Et je crois qu’il a eu raison, car le roman se prête à tout. C’est une épopée en déshabillé et qui se permet toutes les allures, qui ne répudie ni les familiarités vagabondes de la causerie, ni les formes arrêtées et précises du poème, ni les démonstrations soritiques de l’église ou du barreau, ni les interpellations flétrissantes de Juvénal. Le roman, qui a suffi à Cervantes, à Lesage, à Fielding, à W. Scott, devait suffire aux desseins de M. Drouineau ; je ne sache pas une pensée qui, prise par une certaine face, ne puisse servir à construire un roman, pourvu que vous la preniez à l’heure de sa naissance, à ses premiers développemens. Plus tard il n’est plus temps. Au hasard des journées, la pensée s’altère et revêt à notre insu une forme fatale et immuable.
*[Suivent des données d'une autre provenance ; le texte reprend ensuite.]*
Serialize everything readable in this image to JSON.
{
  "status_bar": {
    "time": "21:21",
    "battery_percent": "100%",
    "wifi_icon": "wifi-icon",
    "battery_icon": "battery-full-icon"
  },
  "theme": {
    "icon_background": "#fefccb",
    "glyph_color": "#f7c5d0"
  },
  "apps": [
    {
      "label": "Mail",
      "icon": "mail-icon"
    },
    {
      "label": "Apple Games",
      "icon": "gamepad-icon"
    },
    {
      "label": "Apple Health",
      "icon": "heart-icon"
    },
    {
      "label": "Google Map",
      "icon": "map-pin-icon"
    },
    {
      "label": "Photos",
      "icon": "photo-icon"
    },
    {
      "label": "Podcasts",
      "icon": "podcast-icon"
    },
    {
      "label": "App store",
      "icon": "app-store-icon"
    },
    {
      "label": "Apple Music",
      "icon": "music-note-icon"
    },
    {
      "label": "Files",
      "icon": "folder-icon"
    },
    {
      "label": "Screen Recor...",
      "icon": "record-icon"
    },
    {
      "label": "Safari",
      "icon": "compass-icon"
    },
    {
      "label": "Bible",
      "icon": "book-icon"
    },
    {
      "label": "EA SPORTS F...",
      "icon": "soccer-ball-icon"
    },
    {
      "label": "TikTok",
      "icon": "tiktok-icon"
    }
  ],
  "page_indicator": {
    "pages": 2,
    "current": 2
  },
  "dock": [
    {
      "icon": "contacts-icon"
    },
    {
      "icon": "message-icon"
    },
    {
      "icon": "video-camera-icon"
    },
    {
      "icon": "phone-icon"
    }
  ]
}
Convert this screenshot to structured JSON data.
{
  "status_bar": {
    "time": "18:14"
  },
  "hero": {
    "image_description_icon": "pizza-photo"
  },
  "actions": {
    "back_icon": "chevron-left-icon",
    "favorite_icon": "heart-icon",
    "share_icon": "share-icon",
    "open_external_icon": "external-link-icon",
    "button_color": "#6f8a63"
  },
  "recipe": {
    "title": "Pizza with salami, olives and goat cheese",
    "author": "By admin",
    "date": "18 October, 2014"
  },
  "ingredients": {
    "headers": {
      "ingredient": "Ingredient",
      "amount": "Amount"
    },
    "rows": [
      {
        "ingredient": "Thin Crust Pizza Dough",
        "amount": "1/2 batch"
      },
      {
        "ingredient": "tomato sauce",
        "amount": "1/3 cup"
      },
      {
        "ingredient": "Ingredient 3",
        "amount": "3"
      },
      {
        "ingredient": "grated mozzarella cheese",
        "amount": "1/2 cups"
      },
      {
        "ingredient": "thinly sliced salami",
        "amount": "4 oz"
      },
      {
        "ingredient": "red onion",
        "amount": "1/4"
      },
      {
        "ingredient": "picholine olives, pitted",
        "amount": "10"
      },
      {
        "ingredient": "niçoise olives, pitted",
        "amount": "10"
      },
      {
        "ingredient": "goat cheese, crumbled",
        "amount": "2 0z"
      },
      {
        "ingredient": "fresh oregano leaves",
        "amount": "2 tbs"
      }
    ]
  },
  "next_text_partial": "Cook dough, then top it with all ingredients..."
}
Voilà pourquoi on fait avec les romans d’Édimbourg des drames si pitoyables, pourquoi le plus habile romancier ferait avec les plus beaux drames de Shakespeare de pitoyables romans.

Mais l’analyse du Manuscrit vert n’est ni simple ni facile. La fable inventée par l’auteur n’embrasse pas moins de seize ans. L’action commence avec la restauration et ne s’achève qu’après les journées de juillet. S’il fallait suivre les innombrables personnages qu’il a groupés autour des caractères principaux, la critique serait réduite à les cataloguer comme les volumes d’une bibliothèque. Nous aimons mieux en extraire le symbole philosophique, et dire que M. Drouineau nous a montré dans Emmanuel, le héros du livre, le spiritualisme religieux persécuté, abreuvé de dégoûts, mais heureux et content au sein même de la persécution ; et dans Cornélie la débauche et la prostitution comme dernières conséquences du matérialisme et de l’impiété.

Tous les épisodes du poème sont placés sur la route comme autant de phares lumineux destinés à conduire le lecteur vers le port, où, selon M. Drouineau, se trouve la paix sereine et paisible.

Toutefois l’unité épique de ces deux volumes est loin d’équivaloir à l’unité philosophique que nous indiquons. Les chapitres se succèdent, mais ne s’appellent pas. Seulement, après tant de livres faits sous jambe, on éprouve une sorte de plaisir à voir que l’auteur prend le sien au sérieux, et relit ce qu’il écrit. Nous l’en remercions.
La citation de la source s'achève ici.